In 2 Corinthians 4:3-4, Paul writes, “3And even if our gospel is veiled, it is veiled only to those who are perishing. 4In their case the god of this world has blinded the minds of the unbelievers, to keep them from seeing the light of the gospel of the glory of Christ, who is the image of God.”
Interestingly, the word “minds” is not nous, referring to the mind itself. Instead, it is noema, which BDAG defines as “that which one has in mind as a product of intellectual process.”
This blinding, then, is not a one-time job, like pulling down a curtain on a summer morning to keep out the hot sunlight through the whole day.

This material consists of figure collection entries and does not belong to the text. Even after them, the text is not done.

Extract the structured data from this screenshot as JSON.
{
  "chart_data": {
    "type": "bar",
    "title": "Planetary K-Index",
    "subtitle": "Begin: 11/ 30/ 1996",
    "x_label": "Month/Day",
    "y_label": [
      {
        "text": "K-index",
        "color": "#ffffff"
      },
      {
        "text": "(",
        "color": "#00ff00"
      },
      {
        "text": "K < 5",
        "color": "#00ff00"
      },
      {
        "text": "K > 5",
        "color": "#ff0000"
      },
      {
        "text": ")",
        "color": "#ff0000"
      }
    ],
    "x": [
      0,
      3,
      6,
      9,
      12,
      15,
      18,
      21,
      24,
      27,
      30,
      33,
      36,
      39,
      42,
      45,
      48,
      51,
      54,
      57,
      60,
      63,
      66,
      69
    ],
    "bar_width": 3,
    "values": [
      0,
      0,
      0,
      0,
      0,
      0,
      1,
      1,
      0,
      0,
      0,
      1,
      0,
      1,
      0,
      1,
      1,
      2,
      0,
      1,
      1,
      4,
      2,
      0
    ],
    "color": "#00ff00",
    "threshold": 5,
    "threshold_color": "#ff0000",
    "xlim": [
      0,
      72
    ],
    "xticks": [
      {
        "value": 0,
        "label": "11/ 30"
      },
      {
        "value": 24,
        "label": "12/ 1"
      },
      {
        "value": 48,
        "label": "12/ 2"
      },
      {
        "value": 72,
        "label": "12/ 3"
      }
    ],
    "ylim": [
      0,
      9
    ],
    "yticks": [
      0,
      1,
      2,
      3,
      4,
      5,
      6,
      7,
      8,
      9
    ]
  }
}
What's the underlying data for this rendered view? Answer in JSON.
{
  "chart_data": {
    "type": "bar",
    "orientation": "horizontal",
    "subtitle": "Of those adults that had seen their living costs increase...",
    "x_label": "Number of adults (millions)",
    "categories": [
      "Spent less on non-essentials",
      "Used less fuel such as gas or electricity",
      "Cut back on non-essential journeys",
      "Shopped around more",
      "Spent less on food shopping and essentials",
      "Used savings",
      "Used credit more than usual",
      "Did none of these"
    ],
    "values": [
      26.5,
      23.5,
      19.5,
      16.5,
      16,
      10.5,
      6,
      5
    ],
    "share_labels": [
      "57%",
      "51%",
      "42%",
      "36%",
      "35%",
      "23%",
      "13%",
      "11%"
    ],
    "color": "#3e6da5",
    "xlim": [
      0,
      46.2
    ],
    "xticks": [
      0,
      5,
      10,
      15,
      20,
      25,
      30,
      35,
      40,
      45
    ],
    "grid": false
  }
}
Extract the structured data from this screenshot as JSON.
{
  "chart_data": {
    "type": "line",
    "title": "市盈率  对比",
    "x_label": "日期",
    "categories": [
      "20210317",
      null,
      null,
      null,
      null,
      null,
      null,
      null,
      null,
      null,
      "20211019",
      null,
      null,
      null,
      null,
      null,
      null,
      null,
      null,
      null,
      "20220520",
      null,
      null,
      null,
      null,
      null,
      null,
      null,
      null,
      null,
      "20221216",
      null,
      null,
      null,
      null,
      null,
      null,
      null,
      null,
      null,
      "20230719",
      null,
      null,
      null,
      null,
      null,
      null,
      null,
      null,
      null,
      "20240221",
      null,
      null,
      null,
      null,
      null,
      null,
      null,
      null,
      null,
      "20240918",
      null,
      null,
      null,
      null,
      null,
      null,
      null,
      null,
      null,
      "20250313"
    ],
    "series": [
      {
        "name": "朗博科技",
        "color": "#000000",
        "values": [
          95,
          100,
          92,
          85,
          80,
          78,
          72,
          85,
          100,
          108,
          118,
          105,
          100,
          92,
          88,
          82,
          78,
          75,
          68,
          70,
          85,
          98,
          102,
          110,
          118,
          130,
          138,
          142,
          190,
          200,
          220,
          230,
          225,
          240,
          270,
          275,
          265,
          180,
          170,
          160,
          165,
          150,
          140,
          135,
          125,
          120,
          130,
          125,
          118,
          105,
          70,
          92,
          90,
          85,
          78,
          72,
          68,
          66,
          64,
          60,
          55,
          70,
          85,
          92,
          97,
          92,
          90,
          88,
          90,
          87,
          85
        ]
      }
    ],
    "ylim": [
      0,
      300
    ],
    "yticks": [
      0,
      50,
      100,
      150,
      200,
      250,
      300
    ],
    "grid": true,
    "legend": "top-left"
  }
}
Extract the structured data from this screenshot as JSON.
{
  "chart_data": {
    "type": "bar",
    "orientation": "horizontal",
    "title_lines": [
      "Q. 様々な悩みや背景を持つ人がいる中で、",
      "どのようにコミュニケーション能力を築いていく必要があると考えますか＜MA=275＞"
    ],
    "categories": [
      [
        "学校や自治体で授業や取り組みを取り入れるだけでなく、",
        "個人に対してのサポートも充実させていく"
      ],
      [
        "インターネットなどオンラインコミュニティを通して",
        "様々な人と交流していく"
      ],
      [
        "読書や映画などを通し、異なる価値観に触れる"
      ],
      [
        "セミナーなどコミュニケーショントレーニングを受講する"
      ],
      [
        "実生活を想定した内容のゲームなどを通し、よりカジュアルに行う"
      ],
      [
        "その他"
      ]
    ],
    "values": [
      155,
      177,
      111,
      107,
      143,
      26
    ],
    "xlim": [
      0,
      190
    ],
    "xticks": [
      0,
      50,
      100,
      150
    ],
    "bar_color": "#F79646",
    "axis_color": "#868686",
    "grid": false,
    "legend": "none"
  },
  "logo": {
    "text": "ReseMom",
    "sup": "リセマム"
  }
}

Instead, Paul uses a word that seems much more comprehensive, suggesting that Satan blinds unbelievers in a way that pervades their entire thinking and thought process, so that at every mental turn, he prevents them from beholding the light of the gospel of the glory of Christ, who is the image of God.
Although I wouldn’t refer to this as a proof-text for total depravity, I do think that Paul is describing something along those lines. To blind someone from such a radiantly glorious light as the glory of God in the face of Jesus Christ is an ongoing, never-ending task for Satan.
I don’t know if that says more about Satan’s vileness or Christ’s glory, but I’m inclined to lean toward the latter.